4. The method for preparing a lens based on a joule heating ultra-fast high temperature sintering process according to claim 2, wherein: the conductive connecting piece comprises a conductive copper sheet and a crocodile clip power line, the crocodile clip power line is electrically connected with the current output module, two ends of the carbon heating body are respectively connected with the conductive copper sheet and the crocodile clip power line, and the conductive copper sheet and the crocodile clip power line are fixedly connected to a ceramic bottom plate.

5. The method for preparing a lens based on a joule heating ultra-fast high temperature sintering process according to claim 2, wherein: the power range of the current output module is 2000-8000W, and the current range is 50-80A; in step S2, the current output module controls the current applied to the carbon heater module to be 10-30A, the sintering time to be 10-25S, and the sintering temperature to be 1500-1700K.

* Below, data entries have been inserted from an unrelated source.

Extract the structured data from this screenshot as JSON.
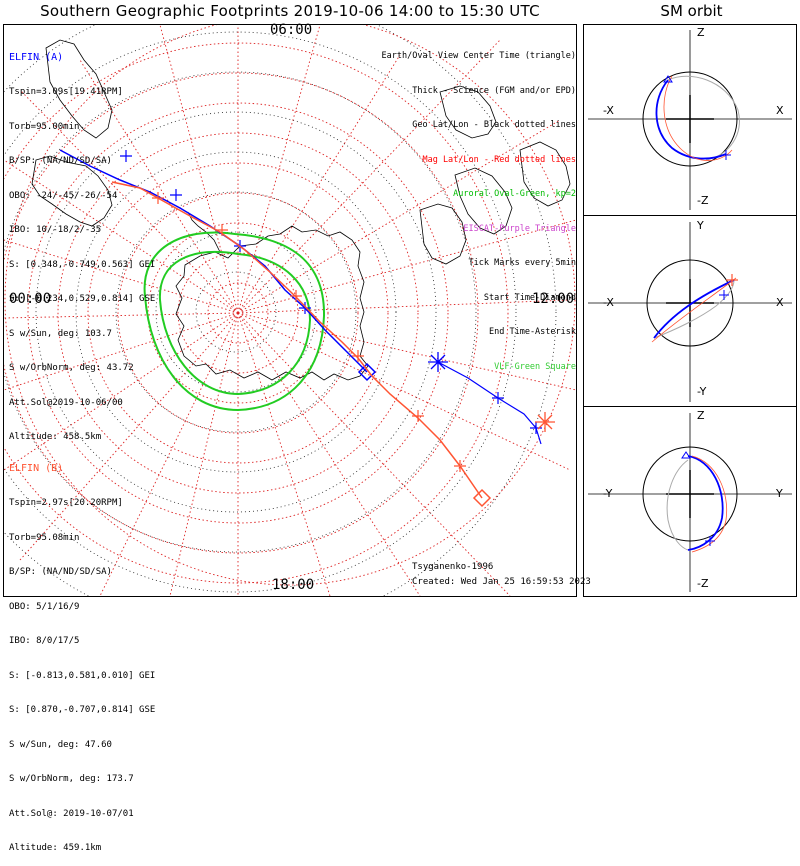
{
  "header": {
    "title": "Southern Geographic Footprints 2019-10-06 14:00 to 15:30 UTC",
    "sm_title": "SM orbit"
  },
  "clock_labels": {
    "top": "06:00",
    "left": "00:00",
    "right": "12:00",
    "bottom": "18:00"
  },
  "spacecraft": [
    {
      "name": "ELFIN (A)",
      "color": "#0000ff",
      "lines": [
        "Tspin=3.09s[19.41RPM]",
        "Torb=95.00min",
        "B/SP: (NA/ND/SD/SA)",
        "OBO: -24/-45/-26/-54",
        "IBO: 10/-18/2/-35",
        "S: [0.348,-0.749,0.563] GEI",
        "S: [-0.234,0.529,0.814] GSE",
        "S w/Sun, deg: 103.7",
        "S w/OrbNorm, deg: 43.72",
        "Att.Sol@2019-10-06/00",
        "Altitude: 458.5km"
      ]
    },
    {
      "name": "ELFIN (B)",
      "color": "#ff5533",
      "lines": [
        "Tspin=2.97s[20.20RPM]",
        "Torb=95.08min",
        "B/SP: (NA/ND/SD/SA)",
        "OBO: 5/1/16/9",
        "IBO: 8/0/17/5",
        "S: [-0.813,0.581,0.010] GEI",
        "S: [0.870,-0.707,0.814] GSE",
        "S w/Sun, deg: 47.60",
        "S w/OrbNorm, deg: 173.7",
        "Att.Sol@: 2019-10-07/01",
        "Altitude: 459.1km"
      ]
    }
  ],
  "legend": [
    {
      "text": "Earth/Oval View Center Time (triangle)",
      "color": "#000000"
    },
    {
      "text": "Thick - Science (FGM and/or EPD)",
      "color": "#000000"
    },
    {
      "text": "Geo Lat/Lon - Black dotted lines",
      "color": "#000000"
    },
    {
      "text": "Mag Lat/Lon - Red dotted lines",
      "color": "#ff0000"
    },
    {
      "text": "Auroral Oval-Green, kp=2",
      "color": "#00bb00"
    },
    {
      "text": "EISCAT-Purple Triangle",
      "color": "#cc44cc"
    },
    {
      "text": "Tick Marks every 5min",
      "color": "#000000"
    },
    {
      "text": "Start Time-Diamond",
      "color": "#000000"
    },
    {
      "text": "End Time-Asterisk",
      "color": "#000000"
    },
    {
      "text": "VLF-Green Square",
      "color": "#33cc33"
    }
  ],
  "credits": {
    "model": "Tsyganenko-1996",
    "created": "Created: Wed Jan 25 16:59:53 2023"
  },
  "sm_panels": [
    {
      "top": "Z",
      "bottom": "-Z",
      "left": "-X",
      "right": "X"
    },
    {
      "top": "Y",
      "bottom": "-Y",
      "left": "-X",
      "right": "X"
    },
    {
      "top": "Z",
      "bottom": "-Z",
      "left": "-Y",
      "right": "Y"
    }
  ],
  "colors": {
    "elfin_a": "#0000ff",
    "elfin_b": "#ff5533",
    "mag_grid": "#dd2222",
    "auroral_oval": "#22cc22",
    "orbit_backside": "#aaaaaa"
  }
}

6. The method for preparing a lens based on a joule heating ultra-fast high temperature sintering process according to claim 2, wherein: the temperature control module is a non-contact temperature measuring device and comprises one or more of an infrared temperature measuring device, a laser temperature measuring device and a thermal imaging temperature measuring device.

7. The method for preparing a lens based on a joule heating ultra-fast high temperature sintering process according to claim 1, wherein: in the step S2, the inert atmosphere is constructed by adopting one or more of argon, nitrogen and helium, and the carbon heating body is positioned in the inert atmosphere.

8. The method for preparing a lens based on a joule heating ultra-fast high temperature sintering process according to claim 1, wherein: in the step S1, the raw material powder adopts one or more of calcium fluoride, magnesium fluoride, silicon, germanium, silicon dioxide and zinc selenide.

9. The method for preparing a lens based on a joule heating ultra-fast high temperature sintering process according to claim 1, wherein: the pressing die is made of stainless steel materials or resin materials, the pressing pressure of the pressing die is 40MPa-100MPa, and the pressing time is 30s-5min; and finally, preparing a finished lens which is one of a plane lens, a single-sided convex/concave lens and a double-sided convex/concave lens by changing the shape of a die cavity of the pressing die to press a compact structure corresponding to the shape of the lens.

10. The method for manufacturing a lens based on a joule heating ultra-fast high temperature sintering process according to any one of claims 1 to 9, wherein: in step S3, the surface post-treatment technique adopts one or more of grinding, cutting and lapping.